En dehors des salles de thérapie, l'anthropomorphisme s'infiltre dans nos cafés, supermarchés et quincailleries. Les chiens et les chats seront bientôt autorisés sur les vols intérieurs. Les chiens de chasse sont apparemment des compagnons indispensables pour une sortie du samedi après-midi à Bunnings. Les enfants sont moins nombreux que les chiens lors de la sortie scolaire de mes enfants. Les assurances des propriétaires de chiens que leur précieux toutou ne mordrait jamais personne ne réconfortent guère les personnes qui préfèrent ne pas partager l'espace public avec des animaux, que ce soit en raison de phobies, d'allergies ou de toute autre raison valable. Quand en sommes-nous arrivés au point où les gens passent après les animaux et où un humain doit expliquer pourquoi il ne souhaite pas partager l'espace avec son animal de compagnie ?
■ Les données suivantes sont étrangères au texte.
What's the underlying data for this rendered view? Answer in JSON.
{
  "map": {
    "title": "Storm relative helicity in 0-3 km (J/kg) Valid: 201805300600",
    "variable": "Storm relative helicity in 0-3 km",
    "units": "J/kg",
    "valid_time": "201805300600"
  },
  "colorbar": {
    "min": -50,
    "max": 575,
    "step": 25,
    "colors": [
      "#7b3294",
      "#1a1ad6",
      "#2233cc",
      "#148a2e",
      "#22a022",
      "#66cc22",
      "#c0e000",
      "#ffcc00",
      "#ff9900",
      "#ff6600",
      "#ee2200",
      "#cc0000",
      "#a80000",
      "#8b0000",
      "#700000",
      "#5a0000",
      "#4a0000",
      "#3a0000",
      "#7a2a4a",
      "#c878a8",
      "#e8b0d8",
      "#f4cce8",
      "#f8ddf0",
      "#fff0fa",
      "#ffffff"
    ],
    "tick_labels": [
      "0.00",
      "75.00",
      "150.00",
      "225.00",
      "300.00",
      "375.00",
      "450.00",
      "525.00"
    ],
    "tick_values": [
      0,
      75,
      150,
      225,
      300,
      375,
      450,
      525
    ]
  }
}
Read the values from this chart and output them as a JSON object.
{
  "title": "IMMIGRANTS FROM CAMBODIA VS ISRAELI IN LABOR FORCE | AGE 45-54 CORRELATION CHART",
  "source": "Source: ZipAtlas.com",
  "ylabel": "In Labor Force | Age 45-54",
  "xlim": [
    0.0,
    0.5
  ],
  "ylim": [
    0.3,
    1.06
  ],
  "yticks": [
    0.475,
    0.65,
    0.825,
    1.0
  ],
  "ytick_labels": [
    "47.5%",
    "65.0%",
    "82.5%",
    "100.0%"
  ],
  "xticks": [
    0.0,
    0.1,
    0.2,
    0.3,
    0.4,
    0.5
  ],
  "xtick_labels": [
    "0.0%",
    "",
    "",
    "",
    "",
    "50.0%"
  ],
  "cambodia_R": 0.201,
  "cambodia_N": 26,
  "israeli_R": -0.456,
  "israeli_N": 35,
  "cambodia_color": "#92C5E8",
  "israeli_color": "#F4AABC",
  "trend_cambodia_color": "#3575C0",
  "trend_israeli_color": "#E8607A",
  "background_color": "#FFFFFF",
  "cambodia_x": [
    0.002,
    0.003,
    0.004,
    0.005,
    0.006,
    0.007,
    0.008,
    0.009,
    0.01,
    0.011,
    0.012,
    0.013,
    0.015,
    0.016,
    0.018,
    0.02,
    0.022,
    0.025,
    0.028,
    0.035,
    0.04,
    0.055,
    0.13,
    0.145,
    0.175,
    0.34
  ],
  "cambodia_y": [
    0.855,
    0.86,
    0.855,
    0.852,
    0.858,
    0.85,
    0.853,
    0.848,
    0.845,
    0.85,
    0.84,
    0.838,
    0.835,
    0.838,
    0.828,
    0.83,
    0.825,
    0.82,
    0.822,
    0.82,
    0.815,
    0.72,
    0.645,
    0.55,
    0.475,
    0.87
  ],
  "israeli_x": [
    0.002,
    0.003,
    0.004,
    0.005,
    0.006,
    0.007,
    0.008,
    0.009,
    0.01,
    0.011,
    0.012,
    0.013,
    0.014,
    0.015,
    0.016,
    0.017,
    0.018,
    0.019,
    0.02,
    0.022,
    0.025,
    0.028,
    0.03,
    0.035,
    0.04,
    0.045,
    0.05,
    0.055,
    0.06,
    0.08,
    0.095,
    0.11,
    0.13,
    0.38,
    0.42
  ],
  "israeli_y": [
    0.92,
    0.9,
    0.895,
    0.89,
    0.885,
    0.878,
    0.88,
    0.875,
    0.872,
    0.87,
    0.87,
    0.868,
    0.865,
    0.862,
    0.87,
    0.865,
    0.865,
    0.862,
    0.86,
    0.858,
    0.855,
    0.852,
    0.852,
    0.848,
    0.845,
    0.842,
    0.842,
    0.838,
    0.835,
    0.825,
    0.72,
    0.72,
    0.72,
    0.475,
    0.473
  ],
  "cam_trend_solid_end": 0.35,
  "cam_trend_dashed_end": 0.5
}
Il existe d’innombrables comptes de chiens et de chats sur les réseaux sociaux avec des légendes écrites avec la « voix » de l’animal et rédigées par « leur humain » ou leur « maman » ou « papa » (comprenez : les propriétaires). Il y a aussi les furries, un groupe de niche de la société qui s’identifie comme animal et s’habille comme tel. Que diriez-vous d’un chien qui mange des steaks à 30 dollars alors que la plupart des familles subissent la crise du coût de la vie ou que la famille la plus riche de Grande-Bretagne dépense plus pour la nourriture de ses animaux que pour le salaire de ses employés. Ou encore d’Oscar le cavoodle, dont la garde-robe impressionnante a été mise en valeur lors d’un récent procès.
Les animaux jouent bien sûr un rôle important dans nos vies. Un animal d’assistance dressé peut rendre des services inestimables et apporter un réconfort indispensable dans des contextes tels que la thérapie et les procédures judiciaires. Les animaux de compagnie peuvent enseigner aux enfants des leçons d’amour, de responsabilité et de perte. Et il n’y a rien de mal à se blottir sur le canapé avec son chat ou son chien à la fin d’une longue journée. Mais l’objectif ici est d’améliorer le bien-être des personnes, plutôt que de mettre les animaux sur un véritable piédestal.
En dehors de ces décors, les animaux et leurs nombreuses pitreries attachantes offrent un répit nécessaire à la morosité et aux vicissitudes de la vie quotidienne. Une poussée d'endorphines bien nécessaire et un antidote aux nouvelles peu appétissantes des crises géopolitiques, de la politique et des prix de l'immobilier sont des choses dont nous pouvons tous bénéficier.
Le temps passé avec nos animaux de compagnie n’est jamais perdu. Mais nous devons aussi donner la priorité aux gens. Au bout du compte, les animaux s’en sortiront bien. Mais les humains, peut-être, non.
Le Dr Bianca Denny est une psychologue clinicienne en exercice basée à Melbourne.